Use Of Fuzzy Reasoning In The Simulation Of Risk Events In

Business Processes

Authors:

Paul Taylor, Jesús Jimenez Godino, Basim Majeed

Published in:

 

ECMS 2008 Proceedings

Edited by: Loucas S. Louca, Yiorgos Chrysanthou, Zuzana Oplatkova, Khalid Al-Begain

 

ISBN: 978-0-9553018-6-5

Doi: 10.7148/2008

 

22nd European Conference on Modelling and Simulation,

Nicosia, June 3-6, 2008

 

Citation format:

Taylor, P., Godino, J. J., & Majeed, B. (2008). Use of Fuzzy Reasoning in the Simulation of Risk Events in Business Processes. ECMS 2008 Proceedings edited by: L. S. Louca, Y. Chrysanthou, Z. Oplatkova, K. Al-Begain (pp. 25-30). European Council for Modeling and Simulation. doi:10.7148/2008-0025.

DOI:

http://dx.doi.org/10.7148/2008-0025

Abstract:

The current drive towards Service Oriented Architecture (SOA) and Business Process Execution Language (BPEL) in enterprises will increase dependency on efficient businesses processes. In the current competitive environment, process efficiency gains are seen as a crucial factor for business success. However it is not sufficient to design a process that works well under normal conditions. Risk analysis and mitigation is an important activity that should be tackled systematically during process design and improvement. The process designer’s job has thus become particularly complex, requiring tools that combine traditional business process management with operational risk analysis.

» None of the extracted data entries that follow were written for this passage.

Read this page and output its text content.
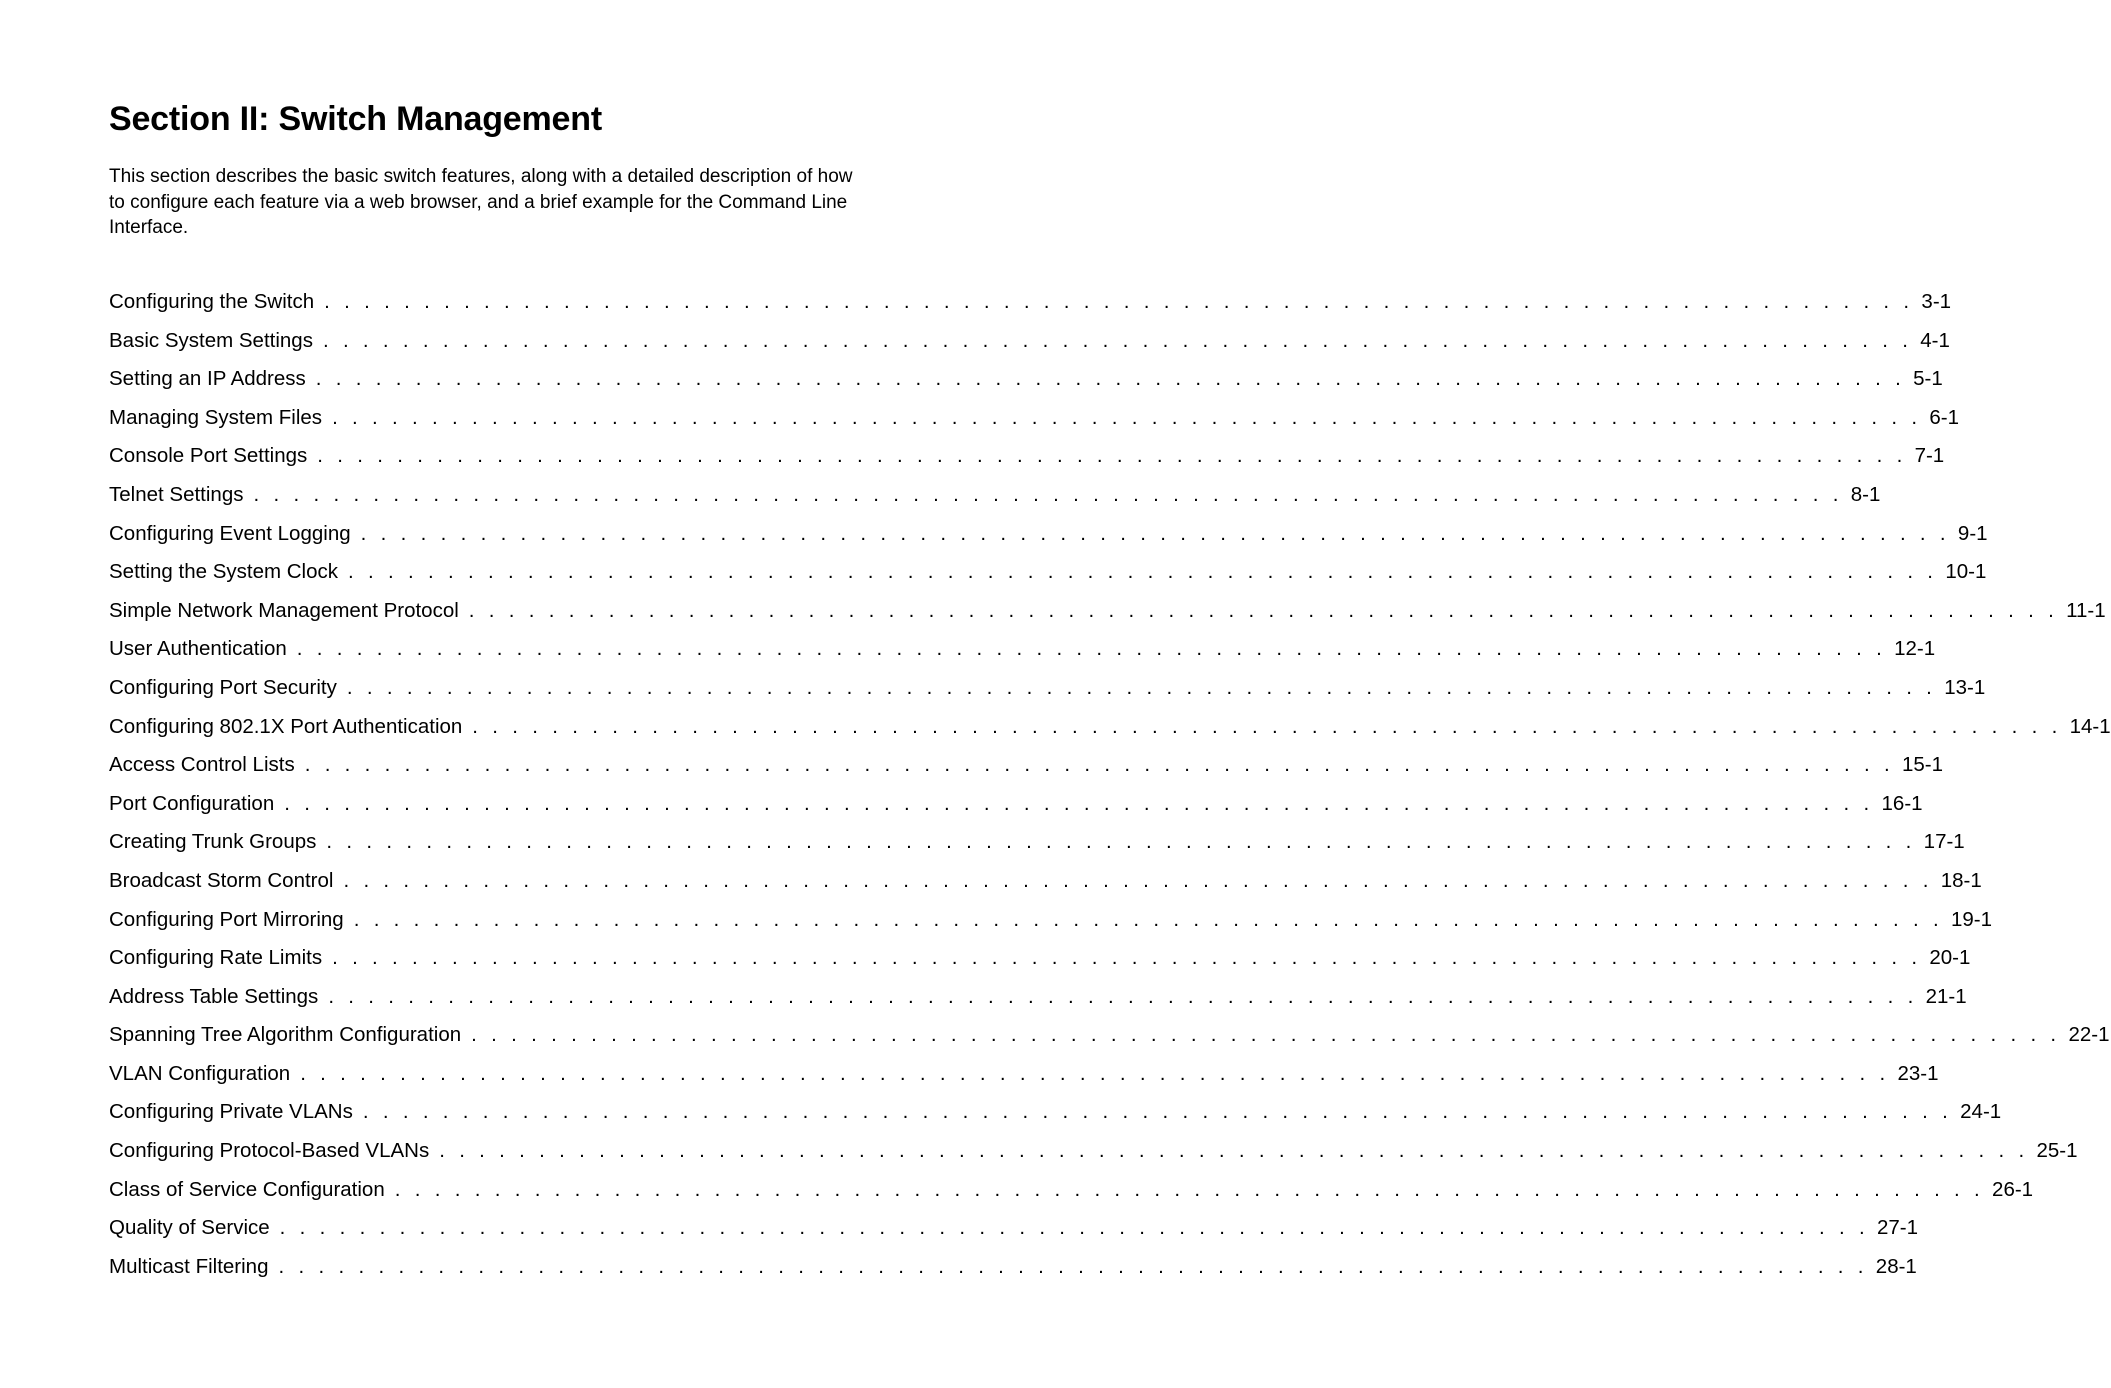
Section II: Switch Management

This section describes the basic switch features, along with a detailed description of how to configure each feature via a web browser, and a brief example for the Command Line Interface.

Configuring the Switch . . . . . . . . . . . . . . . . . . . . . . . . . . . . . . . . . . . . . . . . . . . . . . . . . . . . . . . . . . . . . . . . . . . . . . . . . . . . . . . . 3-1
Basic System Settings . . . . . . . . . . . . . . . . . . . . . . . . . . . . . . . . . . . . . . . . . . . . . . . . . . . . . . . . . . . . . . . . . . . . . . . . . . . . . . . . 4-1
Setting an IP Address . . . . . . . . . . . . . . . . . . . . . . . . . . . . . . . . . . . . . . . . . . . . . . . . . . . . . . . . . . . . . . . . . . . . . . . . . . . . . . . . 5-1
Managing System Files . . . . . . . . . . . . . . . . . . . . . . . . . . . . . . . . . . . . . . . . . . . . . . . . . . . . . . . . . . . . . . . . . . . . . . . . . . . . . . . . 6-1
Console Port Settings . . . . . . . . . . . . . . . . . . . . . . . . . . . . . . . . . . . . . . . . . . . . . . . . . . . . . . . . . . . . . . . . . . . . . . . . . . . . . . . . 7-1
Telnet Settings . . . . . . . . . . . . . . . . . . . . . . . . . . . . . . . . . . . . . . . . . . . . . . . . . . . . . . . . . . . . . . . . . . . . . . . . . . . . . . . . 8-1
Configuring Event Logging . . . . . . . . . . . . . . . . . . . . . . . . . . . . . . . . . . . . . . . . . . . . . . . . . . . . . . . . . . . . . . . . . . . . . . . . . . . . . . . . 9-1
Setting the System Clock . . . . . . . . . . . . . . . . . . . . . . . . . . . . . . . . . . . . . . . . . . . . . . . . . . . . . . . . . . . . . . . . . . . . . . . . . . . . . . . . 10-1
Simple Network Management Protocol . . . . . . . . . . . . . . . . . . . . . . . . . . . . . . . . . . . . . . . . . . . . . . . . . . . . . . . . . . . . . . . . . . . . . . . . . . . . . . . . 11-1
User Authentication . . . . . . . . . . . . . . . . . . . . . . . . . . . . . . . . . . . . . . . . . . . . . . . . . . . . . . . . . . . . . . . . . . . . . . . . . . . . . . . . 12-1
Configuring Port Security . . . . . . . . . . . . . . . . . . . . . . . . . . . . . . . . . . . . . . . . . . . . . . . . . . . . . . . . . . . . . . . . . . . . . . . . . . . . . . . . 13-1
Configuring 802.1X Port Authentication . . . . . . . . . . . . . . . . . . . . . . . . . . . . . . . . . . . . . . . . . . . . . . . . . . . . . . . . . . . . . . . . . . . . . . . . . . . . . . . . 14-1
Access Control Lists . . . . . . . . . . . . . . . . . . . . . . . . . . . . . . . . . . . . . . . . . . . . . . . . . . . . . . . . . . . . . . . . . . . . . . . . . . . . . . . . 15-1
Port Configuration . . . . . . . . . . . . . . . . . . . . . . . . . . . . . . . . . . . . . . . . . . . . . . . . . . . . . . . . . . . . . . . . . . . . . . . . . . . . . . . . 16-1
Creating Trunk Groups . . . . . . . . . . . . . . . . . . . . . . . . . . . . . . . . . . . . . . . . . . . . . . . . . . . . . . . . . . . . . . . . . . . . . . . . . . . . . . . . 17-1
Broadcast Storm Control . . . . . . . . . . . . . . . . . . . . . . . . . . . . . . . . . . . . . . . . . . . . . . . . . . . . . . . . . . . . . . . . . . . . . . . . . . . . . . . . 18-1
Configuring Port Mirroring . . . . . . . . . . . . . . . . . . . . . . . . . . . . . . . . . . . . . . . . . . . . . . . . . . . . . . . . . . . . . . . . . . . . . . . . . . . . . . . . 19-1
Configuring Rate Limits . . . . . . . . . . . . . . . . . . . . . . . . . . . . . . . . . . . . . . . . . . . . . . . . . . . . . . . . . . . . . . . . . . . . . . . . . . . . . . . . 20-1
Address Table Settings . . . . . . . . . . . . . . . . . . . . . . . . . . . . . . . . . . . . . . . . . . . . . . . . . . . . . . . . . . . . . . . . . . . . . . . . . . . . . . . . 21-1
Spanning Tree Algorithm Configuration . . . . . . . . . . . . . . . . . . . . . . . . . . . . . . . . . . . . . . . . . . . . . . . . . . . . . . . . . . . . . . . . . . . . . . . . . . . . . . . . 22-1
VLAN Configuration . . . . . . . . . . . . . . . . . . . . . . . . . . . . . . . . . . . . . . . . . . . . . . . . . . . . . . . . . . . . . . . . . . . . . . . . . . . . . . . . 23-1
Configuring Private VLANs . . . . . . . . . . . . . . . . . . . . . . . . . . . . . . . . . . . . . . . . . . . . . . . . . . . . . . . . . . . . . . . . . . . . . . . . . . . . . . . . 24-1
Configuring Protocol-Based VLANs . . . . . . . . . . . . . . . . . . . . . . . . . . . . . . . . . . . . . . . . . . . . . . . . . . . . . . . . . . . . . . . . . . . . . . . . . . . . . . . . 25-1
Class of Service Configuration . . . . . . . . . . . . . . . . . . . . . . . . . . . . . . . . . . . . . . . . . . . . . . . . . . . . . . . . . . . . . . . . . . . . . . . . . . . . . . . . 26-1
Quality of Service . . . . . . . . . . . . . . . . . . . . . . . . . . . . . . . . . . . . . . . . . . . . . . . . . . . . . . . . . . . . . . . . . . . . . . . . . . . . . . . . 27-1
Multicast Filtering . . . . . . . . . . . . . . . . . . . . . . . . . . . . . . . . . . . . . . . . . . . . . . . . . . . . . . . . . . . . . . . . . . . . . . . . . . . . . . . . 28-1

In this paper we introduce a simulation environment that has been developed within British Telecommunications plc to simulate business process performance. The simulator incorporates a facility to simulate arbitrary risk effects on the performance of the process. Since risk analysis typically deals with qualitative values such as “high probability risk” or “low impact risk”, measuring key risk indicators (KRIs) can be difficult. The simulator allows the process designer to formulate a fuzzy system of rules to define how risk is measured; these allow the user to produce KRIs that utilise the qualitative risk knowledge in addition to the ability to derive quantitative risk measures should they be needed.